An algorithm is a finite, well-defined sequence of steps that takes some input and produces some output. The word predates computing by a thousand years — it is named after the 9th-century Persian mathematician al-Khwarizmi — but the modern usage is squarely in software: sorting algorithms, search algorithms, recommendation algorithms, encryption algorithms.
In the AI context, "algorithm" usually means one of two things. It can refer to the learning algorithm — the procedure that adjusts a model's weights during training, like stochastic gradient descent or Adam. Or it can refer to the inference algorithm — how the model is sampled at runtime, like beam search or nucleus sampling for text generation.
Public discourse often blurs the two and treats "the algorithm" as a single black box that ranks your TikTok feed, decides your credit score and surfaces your search results. In reality, every product runs dozens of distinct algorithms wired together, with humans choosing which signals matter. A "biased algorithm" is almost always a system — data, model, evaluation, feedback loop — that produces biased outputs as a whole.
For a working engineer, the algorithmic literacy that pays off is narrow but deep:
- Big-O notation — how runtime grows with input size. The difference between O(n) and O(n²) is the difference between a feature that ships and one that times out.
- Data structures — arrays, hash maps, trees, graphs. Choosing the right one usually matters more than choosing the right algorithm.

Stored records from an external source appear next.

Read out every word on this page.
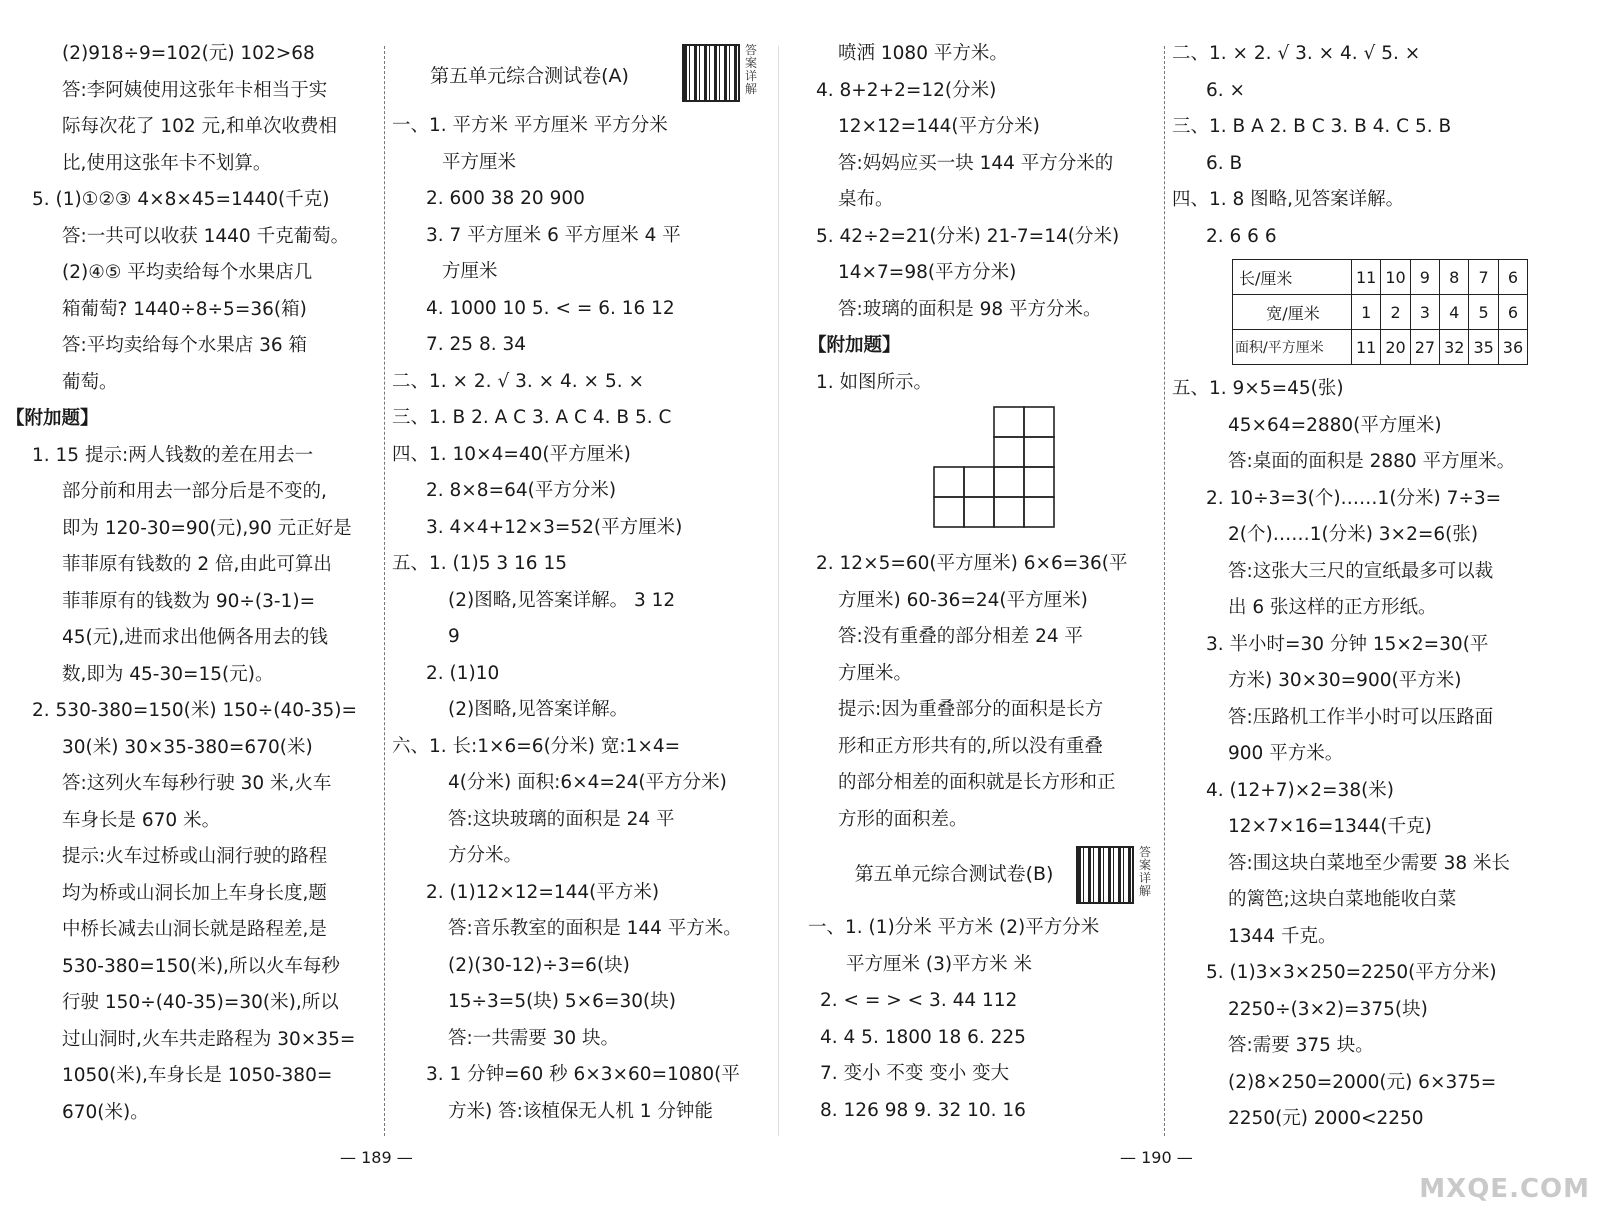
(2)918÷9=102(元) 102>68
答:李阿姨使用这张年卡相当于实
际每次花了 102 元,和单次收费相
比,使用这张年卡不划算。
5. (1)①②③ 4×8×45=1440(千克)
答:一共可以收获 1440 千克葡萄。
(2)④⑤ 平均卖给每个水果店几
箱葡萄? 1440÷8÷5=36(箱)
答:平均卖给每个水果店 36 箱
葡萄。
【附加题】
1. 15 提示:两人钱数的差在用去一
部分前和用去一部分后是不变的,
即为 120-30=90(元),90 元正好是
菲菲原有钱数的 2 倍,由此可算出
菲菲原有的钱数为 90÷(3-1)=
45(元),进而求出他俩各用去的钱
数,即为 45-30=15(元)。
2. 530-380=150(米) 150÷(40-35)=
30(米) 30×35-380=670(米)
答:这列火车每秒行驶 30 米,火车
车身长是 670 米。
提示:火车过桥或山洞行驶的路程
均为桥或山洞长加上车身长度,题
中桥长减去山洞长就是路程差,是
530-380=150(米),所以火车每秒
行驶 150÷(40-35)=30(米),所以
过山洞时,火车共走路程为 30×35=
1050(米),车身长是 1050-380=
670(米)。
第五单元综合测试卷(A)
答案详解
一、1. 平方米 平方厘米 平方分米
平方厘米
2. 600 38 20 900
3. 7 平方厘米 6 平方厘米 4 平
方厘米
4. 1000 10 5. < = 6. 16 12
7. 25 8. 34
二、1. × 2. √ 3. × 4. × 5. ×
三、1. B 2. A C 3. A C 4. B 5. C
四、1. 10×4=40(平方厘米)
2. 8×8=64(平方分米)
3. 4×4+12×3=52(平方厘米)
五、1. (1)5 3 16 15
(2)图略,见答案详解。 3 12
9
2. (1)10
(2)图略,见答案详解。
六、1. 长:1×6=6(分米) 宽:1×4=
4(分米) 面积:6×4=24(平方分米)
答:这块玻璃的面积是 24 平
方分米。
2. (1)12×12=144(平方米)
答:音乐教室的面积是 144 平方米。
(2)(30-12)÷3=6(块)
15÷3=5(块) 5×6=30(块)
答:一共需要 30 块。
3. 1 分钟=60 秒 6×3×60=1080(平
方米) 答:该植保无人机 1 分钟能
— 189 —
喷洒 1080 平方米。
4. 8+2+2=12(分米)
12×12=144(平方分米)
答:妈妈应买一块 144 平方分米的
桌布。
5. 42÷2=21(分米) 21-7=14(分米)
14×7=98(平方分米)
答:玻璃的面积是 98 平方分米。
【附加题】
1. 如图所示。
2. 12×5=60(平方厘米) 6×6=36(平
方厘米) 60-36=24(平方厘米)
答:没有重叠的部分相差 24 平
方厘米。
提示:因为重叠部分的面积是长方
形和正方形共有的,所以没有重叠
的部分相差的面积就是长方形和正
方形的面积差。
第五单元综合测试卷(B)
答案详解
一、1. (1)分米 平方米 (2)平方分米
平方厘米 (3)平方米 米
2. < = > < 3. 44 112
4. 4 5. 1800 18 6. 225
7. 变小 不变 变小 变大
8. 126 98 9. 32 10. 16
二、1. × 2. √ 3. × 4. √ 5. ×
6. ×
三、1. B A 2. B C 3. B 4. C 5. B
6. B
四、1. 8 图略,见答案详解。
2. 6 6 6
长/厘米	11	10	9	8	7	6
宽/厘米	1	2	3	4	5	6
面积/平方厘米	11	20	27	32	35	36
五、1. 9×5=45(张)
45×64=2880(平方厘米)
答:桌面的面积是 2880 平方厘米。
2. 10÷3=3(个)……1(分米) 7÷3=
2(个)……1(分米) 3×2=6(张)
答:这张大三尺的宣纸最多可以裁
出 6 张这样的正方形纸。
3. 半小时=30 分钟 15×2=30(平
方米) 30×30=900(平方米)
答:压路机工作半小时可以压路面
900 平方米。
4. (12+7)×2=38(米)
12×7×16=1344(千克)
答:围这块白菜地至少需要 38 米长
的篱笆;这块白菜地能收白菜
1344 千克。
5. (1)3×3×250=2250(平方分米)
2250÷(3×2)=375(块)
答:需要 375 块。
(2)8×250=2000(元) 6×375=
2250(元) 2000<2250
— 190 —
MXQE.COM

- Search and retrieval — binary search, BFS, DFS, and in 2026 also vector search over embeddings.
- Optimisation — gradient descent and its cousins, the workhorses of every neural network.
In modern AI products, the algorithm is often the least novel part of the stack. The novel part is the data, the prompts and the orchestration. A founder building a vertical AI tool does not need to invent a new algorithm; they need to combine existing ones into a workflow that customers will pay for. That is the practical mindset shift the 2020s have demanded — algorithms became commodities, judgement and integration became the moat.